Summary:	[RFE] start-failure-is-fatal as per-resource parameter instead of global property
Product:	Red Hat Enterprise Linux 8	Reporter:	Ken Gaillot <kgaillot>
Component:	pcs	Assignee:	Tomas Jelinek <tojeline>
Status:	CLOSED WONTFIX	QA Contact:	cluster-qe <cluster-qe>
Severity:	medium	Docs Contact:
Priority:	medium
Version:	8.0	CC:	cfeist, cluster-maint, cluster-qe, fadamo, idevat, mmazoure, mnovacek, nhostako, omular, pzimek, sbradley, tojeline
Target Milestone:	pre-dev-freeze	Keywords:	FutureFeature, Reopened, Triaged
Target Release:	---
Hardware:	Unspecified
OS:	Unspecified
Whiteboard:
Fixed In Version:		Doc Type:	Enhancement
Doc Text:		Story Points:	---
Clone Of:	1328448	Environment:
Last Closed:	2021-09-04 07:26:58 UTC	Type:	Feature Request
Regression:	---	Mount Type:	---
Documentation:	---	CRM:
Verified Versions:		Category:	---
oVirt Team:	---	RHEL 7.3 requirements from Atomic Host:
Cloudforms Team:	---	Target Upstream Version:
Embargoed:
Bug Depends On:	1328448
Bug Blocks:	1679810

Description Ken Gaillot 2019-08-30 20:13:15 UTC

+++ This bug was initially created as a clone of Bug #1328448 +++

Description of problem:


Currently the "start-failure-is-fatal" is cluster global property so it immediately affects all resources.

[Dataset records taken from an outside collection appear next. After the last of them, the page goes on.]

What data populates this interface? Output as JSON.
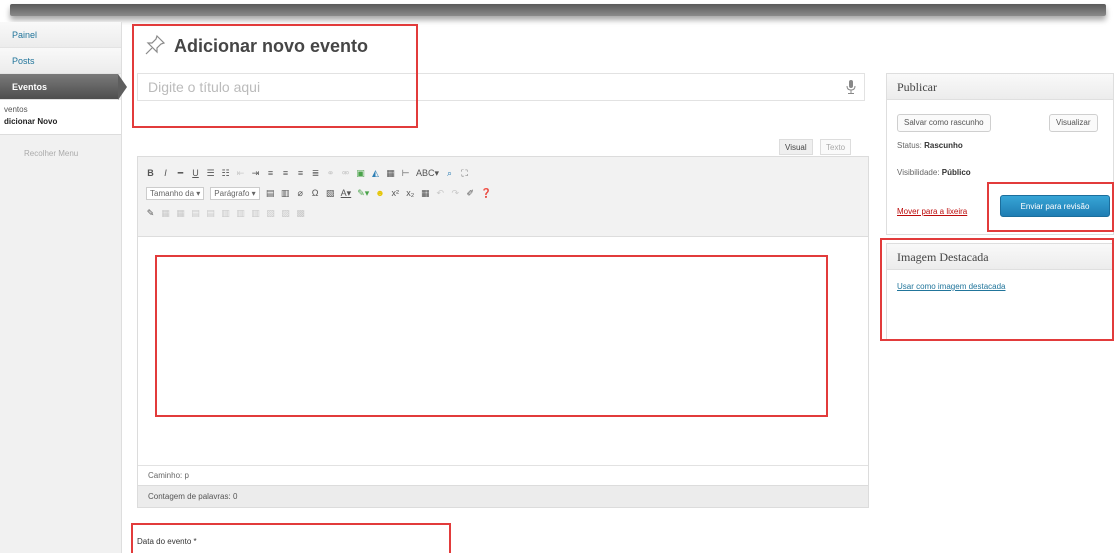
{
  "sidebar": {
    "items": [
      {
        "label": "Painel"
      },
      {
        "label": "Posts"
      },
      {
        "label": "Eventos"
      }
    ],
    "submenu": [
      {
        "label": "ventos"
      },
      {
        "label": "dicionar Novo"
      }
    ],
    "collapse_label": "Recolher Menu"
  },
  "page": {
    "title": "Adicionar novo evento",
    "title_placeholder": "Digite o título aqui"
  },
  "editor": {
    "tabs": {
      "visual": "Visual",
      "text": "Texto"
    },
    "toolbar": {
      "format_select": "Tamanho da",
      "paragraph_select": "Parágrafo"
    },
    "path_label": "Caminho: p",
    "word_count": "Contagem de palavras: 0"
  },
  "publish": {
    "header": "Publicar",
    "save_draft": "Salvar como rascunho",
    "preview": "Visualizar",
    "status_label": "Status: ",
    "status_value": "Rascunho",
    "visibility_label": "Visibilidade: ",
    "visibility_value": "Público",
    "trash_link": "Mover para a lixeira",
    "submit": "Enviar para revisão"
  },
  "featured_image": {
    "header": "Imagem Destacada",
    "link": "Usar como imagem destacada"
  },
  "event": {
    "date_label": "Data do evento *"
  },
  "colors": {
    "highlight": "#e23b3b",
    "primary": "#1f7db3",
    "link": "#21759b"
  }
}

Some customers would like to have possibility to set this property in per-resource fashion to achieve better granularity of resource behaviour.

Expected result:

Some resources could have the "start-failure-is-fatal" parameter enabled while others disabled.

--- Additional comment from Ken Gaillot on 2019-08-30 20:11:32 UTC ---

The current plan is to implement 2 new operation meta-attributes, failure-restart and failure-escalation, to replace start-failure-is-fatal, migration-threshold, and on-fail (which would still be supported for backward compatibility).

The first failure-restart=<N> failures would result in restart attempts, and if all failed, the response in failure-escalation would be taken (equivalent to the current on-fail values, except "restart", and adding "ban" to force the resource off its current node).

Thus a start action with failure-restart set to 0 would be equivalent to start-failure-is-fatal="true", and a start with action with failure-restart set to a positive number would be equivalent to start-failure-is-fatal="false" with migration_threshold set to that number.

pcs will need to accept the new options in pcs resource create and pcs op.

Comment 1 yuk 2020-04-17 14:43:49 UTC

What's the meaning of this BZ?
It seems the same as https://bugzilla.redhat.com/show_bug.cgi?id=1328448

Comment 2 Ken Gaillot 2020-04-17 15:07:19 UTC

(In reply to yuk from comment #1)
> What's the meaning of this BZ?
> It seems the same as https://bugzilla.redhat.com/show_bug.cgi?id=1328448

Bug 1328448 covers the pacemaker portion of the fix, and this bz covers the pcs interface.

Comment 8 RHEL Program Management 2021-03-02 07:31:00 UTC

After evaluating this issue, there are no plans to address it further or fix it in an upcoming release.  Therefore, it is being closed.  If plans change such that this issue will be fixed in an upcoming release, then the bug can be reopened.

Comment 13 Ken Gaillot 2021-06-09 14:51:45 UTC

The pacemaker bz this depends on has been lowered in priority and will not make 8.5 and is not targeting any release at this point

Comment 17 RHEL Program Management 2021-09-04 07:26:58 UTC

After evaluating this issue, there are no plans to address it further or fix it in an upcoming release.  Therefore, it is being closed.  If plans change such that this issue will be fixed in an upcoming release, then the bug can be reopened.